It would be fine if you arrange the orbits properly.
This system wouldn't necessarily be problematic if you can maintain stability via particular orbital resonances. We've discovered numerous compact systems whose stability is believed to be maintained on long timescales in this manner. Kepler-90 is a great example of a compact system kept in place by resonances; it's a roughly 2 billion-year-old Sun-like star that harbors eight planets within $\lesssim1$ AU. The outermost (and most massive) is roughly 2/3 the mass of Jupiter, orbiting right around 1 AU.
The system you're proposing is quite similar - presumably just with a gas giant in the middle, not in the edge, and with an increased spacing of planets.
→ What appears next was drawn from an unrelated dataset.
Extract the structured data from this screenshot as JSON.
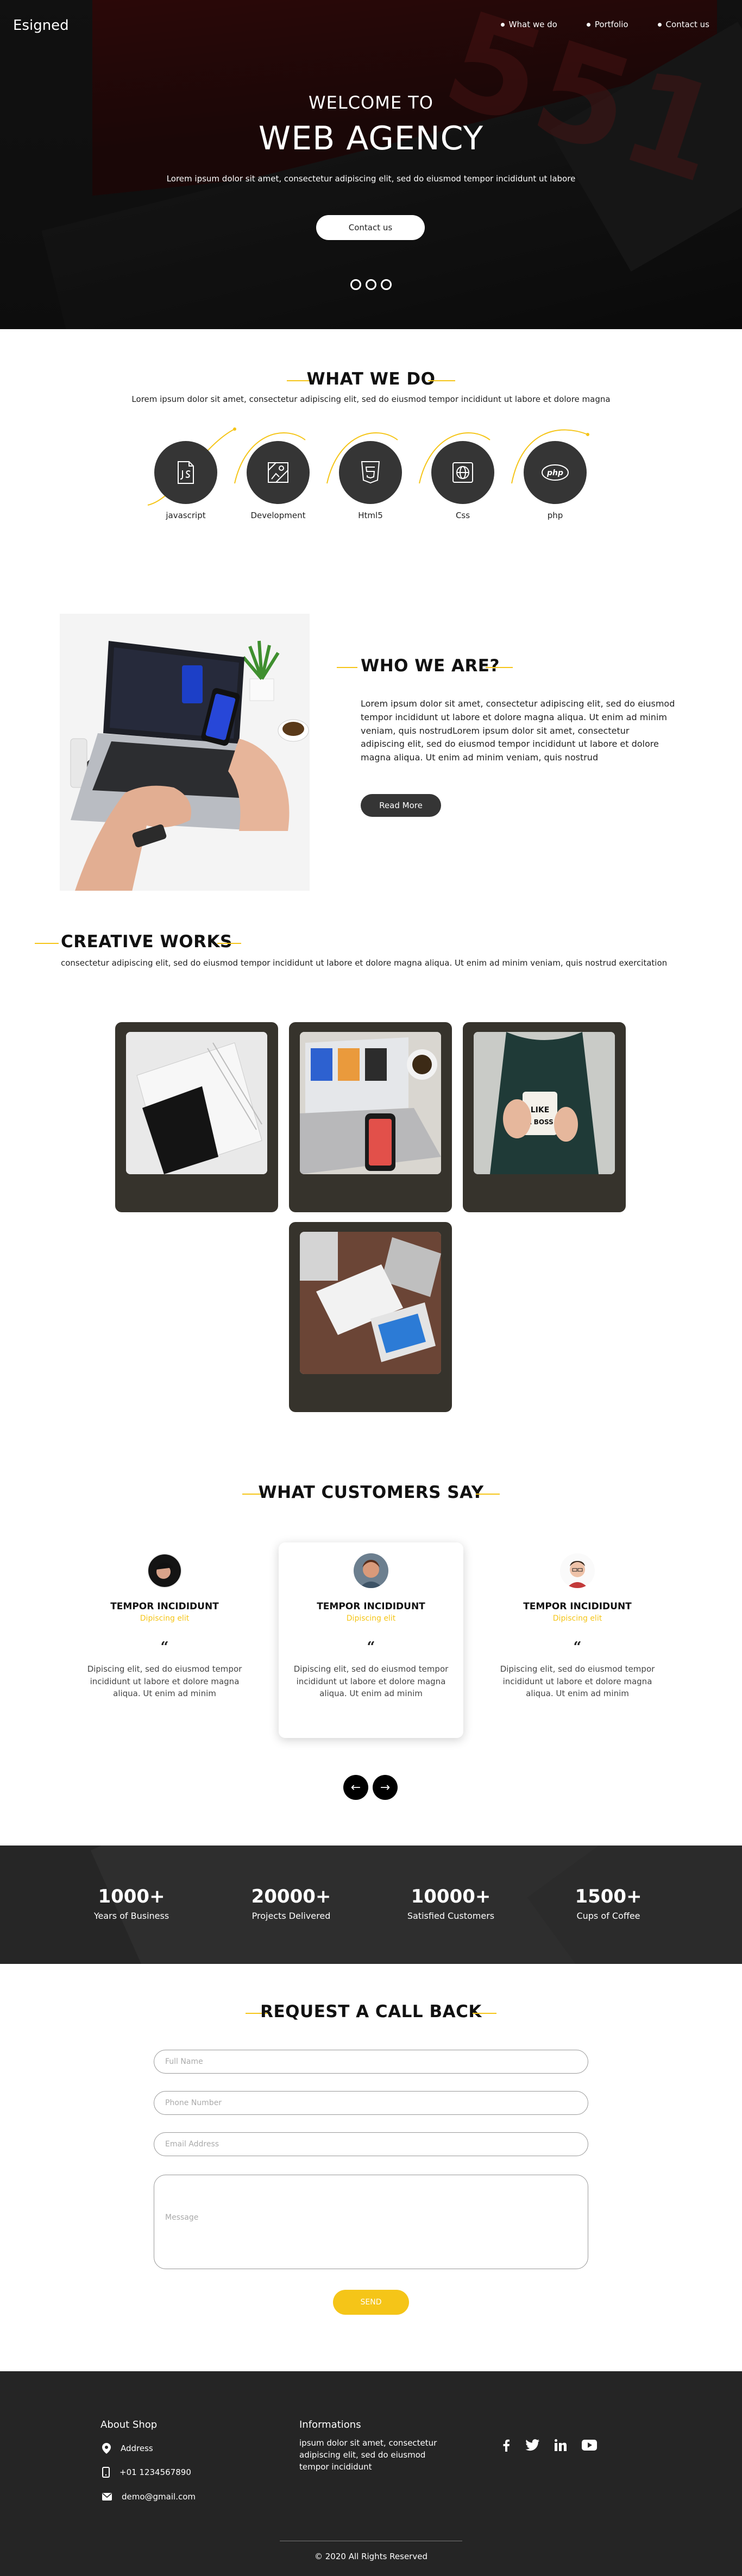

You might be concerned by this rearrangement, but note that the gas giant is only $\sim0.3$ AU away from the next planet over. Some models predict that the Sun's habitable zone is $\sim0.5$ AU across, making it quite feasible to have a similar spacing here (though of course spacings much less than $0.3$ AU are still rather stable).
L.Dutch cites the asteroid belt as a reason for worrying about stability; I'm not as concerned. The asteroid belt was formed in part due to unstable resonances relative to Jupiter's orbit, rather than stable resonances. The Kirkwood gaps are one set of notable results. But bear in mind that the presence of an additional gas giant can also lead to stable resonances, as I noted above, and may actually make it easier for compact, stable systems of terrestrial planets to form (see Hands & Alexander 2016).